# Help with a trig identity

• Dec 2nd 2007, 02:07 PM
CenturionMonkey
Help with a trig identity
This identity makes no sense to me:

cot(x) - tan(x) - tan(x) + cot(x) = (4 - 2sec^2(x))/tan(x)

I did this:

LS
=2cot(x) - 2tan(x)
=2{cot(x) - tan(x)}
=2[{1/tan(x)} - tan(x)]
=2[{1-tan^2(x)}/tan(x)]
=2{sec^2(x)}/tan(x)

Where did i go wrong? I don't have a "4-" term.
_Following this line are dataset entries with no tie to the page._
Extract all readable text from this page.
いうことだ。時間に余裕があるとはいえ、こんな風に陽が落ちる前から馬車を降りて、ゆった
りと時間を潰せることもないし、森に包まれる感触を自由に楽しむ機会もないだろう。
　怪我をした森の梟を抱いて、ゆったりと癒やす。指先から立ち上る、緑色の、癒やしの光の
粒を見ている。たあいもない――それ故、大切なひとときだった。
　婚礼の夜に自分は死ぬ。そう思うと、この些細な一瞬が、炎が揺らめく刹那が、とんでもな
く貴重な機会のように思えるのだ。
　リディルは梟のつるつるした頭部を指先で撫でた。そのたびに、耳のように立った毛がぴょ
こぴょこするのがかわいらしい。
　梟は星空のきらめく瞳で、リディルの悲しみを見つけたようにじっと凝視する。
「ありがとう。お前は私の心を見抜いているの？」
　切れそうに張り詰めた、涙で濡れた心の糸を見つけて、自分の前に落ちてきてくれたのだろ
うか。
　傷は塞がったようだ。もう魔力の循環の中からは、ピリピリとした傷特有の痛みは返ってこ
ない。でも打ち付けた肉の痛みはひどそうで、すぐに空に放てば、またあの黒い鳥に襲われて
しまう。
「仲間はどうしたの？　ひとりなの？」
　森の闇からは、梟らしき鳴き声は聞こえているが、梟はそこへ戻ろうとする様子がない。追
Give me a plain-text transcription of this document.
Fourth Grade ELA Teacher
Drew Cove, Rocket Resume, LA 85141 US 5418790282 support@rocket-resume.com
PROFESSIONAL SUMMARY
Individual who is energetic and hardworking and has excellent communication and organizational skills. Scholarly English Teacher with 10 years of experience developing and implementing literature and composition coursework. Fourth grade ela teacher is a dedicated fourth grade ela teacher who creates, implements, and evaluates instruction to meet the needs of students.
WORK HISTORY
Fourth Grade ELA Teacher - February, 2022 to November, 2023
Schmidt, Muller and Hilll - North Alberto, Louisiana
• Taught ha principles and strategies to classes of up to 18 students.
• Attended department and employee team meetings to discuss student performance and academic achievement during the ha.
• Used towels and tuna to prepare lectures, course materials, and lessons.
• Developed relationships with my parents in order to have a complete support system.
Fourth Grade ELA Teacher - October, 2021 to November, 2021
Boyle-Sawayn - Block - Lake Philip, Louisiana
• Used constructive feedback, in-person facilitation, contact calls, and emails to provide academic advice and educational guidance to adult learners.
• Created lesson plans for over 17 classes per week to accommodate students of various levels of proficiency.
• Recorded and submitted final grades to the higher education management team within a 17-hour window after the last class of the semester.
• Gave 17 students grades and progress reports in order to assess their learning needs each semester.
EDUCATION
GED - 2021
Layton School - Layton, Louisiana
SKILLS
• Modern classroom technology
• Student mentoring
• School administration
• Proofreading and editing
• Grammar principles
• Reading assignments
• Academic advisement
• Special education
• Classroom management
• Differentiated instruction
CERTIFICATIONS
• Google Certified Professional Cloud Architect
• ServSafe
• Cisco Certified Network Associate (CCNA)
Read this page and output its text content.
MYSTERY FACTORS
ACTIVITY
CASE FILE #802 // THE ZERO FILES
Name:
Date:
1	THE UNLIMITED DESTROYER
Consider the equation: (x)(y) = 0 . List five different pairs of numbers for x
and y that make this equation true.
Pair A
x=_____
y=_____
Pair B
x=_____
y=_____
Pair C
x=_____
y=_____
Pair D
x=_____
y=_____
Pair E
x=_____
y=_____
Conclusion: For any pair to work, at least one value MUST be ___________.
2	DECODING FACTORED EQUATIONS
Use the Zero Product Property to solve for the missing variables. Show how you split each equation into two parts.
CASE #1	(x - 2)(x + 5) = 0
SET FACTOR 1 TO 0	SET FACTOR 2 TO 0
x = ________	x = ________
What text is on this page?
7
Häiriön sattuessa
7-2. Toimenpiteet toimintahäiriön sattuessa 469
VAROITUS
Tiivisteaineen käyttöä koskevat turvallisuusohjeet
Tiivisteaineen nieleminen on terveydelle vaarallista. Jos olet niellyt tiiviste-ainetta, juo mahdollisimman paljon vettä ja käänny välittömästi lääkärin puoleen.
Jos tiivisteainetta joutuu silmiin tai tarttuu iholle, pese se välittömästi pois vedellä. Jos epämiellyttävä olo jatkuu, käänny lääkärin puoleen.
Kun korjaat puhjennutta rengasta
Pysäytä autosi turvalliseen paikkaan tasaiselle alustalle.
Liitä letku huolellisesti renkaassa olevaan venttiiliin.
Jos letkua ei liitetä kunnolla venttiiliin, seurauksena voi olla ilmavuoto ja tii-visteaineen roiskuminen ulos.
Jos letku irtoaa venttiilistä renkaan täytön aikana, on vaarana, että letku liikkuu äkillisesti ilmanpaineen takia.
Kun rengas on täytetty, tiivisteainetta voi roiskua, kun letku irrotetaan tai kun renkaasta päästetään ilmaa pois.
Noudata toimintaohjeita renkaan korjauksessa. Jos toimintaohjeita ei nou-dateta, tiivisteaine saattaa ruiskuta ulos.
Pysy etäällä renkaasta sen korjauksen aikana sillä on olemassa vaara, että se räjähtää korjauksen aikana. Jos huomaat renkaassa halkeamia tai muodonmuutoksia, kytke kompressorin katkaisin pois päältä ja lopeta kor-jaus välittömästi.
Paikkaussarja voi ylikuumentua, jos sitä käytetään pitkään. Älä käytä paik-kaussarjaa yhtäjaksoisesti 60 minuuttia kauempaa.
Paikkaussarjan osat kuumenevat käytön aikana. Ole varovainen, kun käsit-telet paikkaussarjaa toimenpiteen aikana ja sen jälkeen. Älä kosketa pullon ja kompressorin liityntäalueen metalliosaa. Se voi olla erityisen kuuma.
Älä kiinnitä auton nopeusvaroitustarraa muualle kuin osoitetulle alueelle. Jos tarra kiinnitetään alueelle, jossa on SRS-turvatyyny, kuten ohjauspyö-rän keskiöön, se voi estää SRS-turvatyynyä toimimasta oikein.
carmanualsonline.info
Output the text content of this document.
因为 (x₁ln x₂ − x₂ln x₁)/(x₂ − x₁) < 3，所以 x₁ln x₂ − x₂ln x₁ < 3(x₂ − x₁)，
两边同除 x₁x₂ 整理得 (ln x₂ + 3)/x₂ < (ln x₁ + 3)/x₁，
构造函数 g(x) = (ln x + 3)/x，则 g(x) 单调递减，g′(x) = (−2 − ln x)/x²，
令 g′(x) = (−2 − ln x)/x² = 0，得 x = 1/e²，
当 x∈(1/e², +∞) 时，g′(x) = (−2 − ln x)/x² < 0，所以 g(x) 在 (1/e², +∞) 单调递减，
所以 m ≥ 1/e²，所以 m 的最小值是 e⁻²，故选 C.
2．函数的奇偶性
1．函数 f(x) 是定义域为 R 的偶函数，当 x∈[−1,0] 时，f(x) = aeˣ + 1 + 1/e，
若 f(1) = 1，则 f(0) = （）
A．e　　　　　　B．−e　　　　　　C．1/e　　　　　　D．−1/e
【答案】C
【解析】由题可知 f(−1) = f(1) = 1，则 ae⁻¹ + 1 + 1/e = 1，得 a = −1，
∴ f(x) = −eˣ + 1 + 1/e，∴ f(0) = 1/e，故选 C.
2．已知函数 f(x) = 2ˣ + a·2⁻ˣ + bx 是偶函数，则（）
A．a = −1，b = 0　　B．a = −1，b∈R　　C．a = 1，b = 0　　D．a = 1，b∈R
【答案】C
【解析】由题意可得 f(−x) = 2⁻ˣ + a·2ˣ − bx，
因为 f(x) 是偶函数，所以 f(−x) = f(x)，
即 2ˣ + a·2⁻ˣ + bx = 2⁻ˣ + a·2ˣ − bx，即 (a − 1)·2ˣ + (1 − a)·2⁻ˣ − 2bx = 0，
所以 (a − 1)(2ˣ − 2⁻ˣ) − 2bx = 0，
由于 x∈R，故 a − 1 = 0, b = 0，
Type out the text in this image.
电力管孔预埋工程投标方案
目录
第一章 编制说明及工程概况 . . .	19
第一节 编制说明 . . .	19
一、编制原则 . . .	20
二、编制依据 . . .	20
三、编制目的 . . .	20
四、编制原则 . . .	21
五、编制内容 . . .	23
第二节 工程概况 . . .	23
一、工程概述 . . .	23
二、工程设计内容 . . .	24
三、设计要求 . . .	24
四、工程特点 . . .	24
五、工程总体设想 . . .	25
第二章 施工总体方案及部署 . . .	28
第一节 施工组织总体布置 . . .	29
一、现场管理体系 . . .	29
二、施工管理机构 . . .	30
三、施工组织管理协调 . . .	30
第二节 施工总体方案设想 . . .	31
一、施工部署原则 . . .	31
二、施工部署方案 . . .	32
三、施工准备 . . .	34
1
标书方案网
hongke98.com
ps. I used the different bracket types to differentiate from different sets of brackets. i'm sorry if it means something else in math...
• Dec 2nd 2007, 05:25 PM
Soroban
Hello, CenturionMonkey!

Quote:

$\cot x - \tan x - \tan x + \cot x \:= \:\frac{4 - 2\sec^2\!x}{\tan x}$

I did this:

$\text{LS}\:=\:2\cot x - 2\tan x \:=\:2(\cot x - \tan x) \;=\;2\left(\frac{1}{\tan x} - \tan x \right)$

. . $=\:2\left(\frac{1-\tan^2\!x}{\tan x}\right) \:=\:\frac{2\,{\color{red}\sec^2\!x}}{\tan x}$ . . . . no

We have: . $2\left(\frac{1 - \tan^2\!x}{\tan x}\right)\;=\;2\left(\frac{1-(\sec^2\!x-1)}{\tan x}\right) \;=\;2\left(\frac{2-\sec^2\!x}{\tan x}\right)$

Therefore: . $\frac{4-2\sec^2\!x}{\tan x}$

• Dec 2nd 2007, 07:14 PM
CenturionMonkey
Oh right! cause 1 + tan^2(x) = sec^2(x).

thanks a lot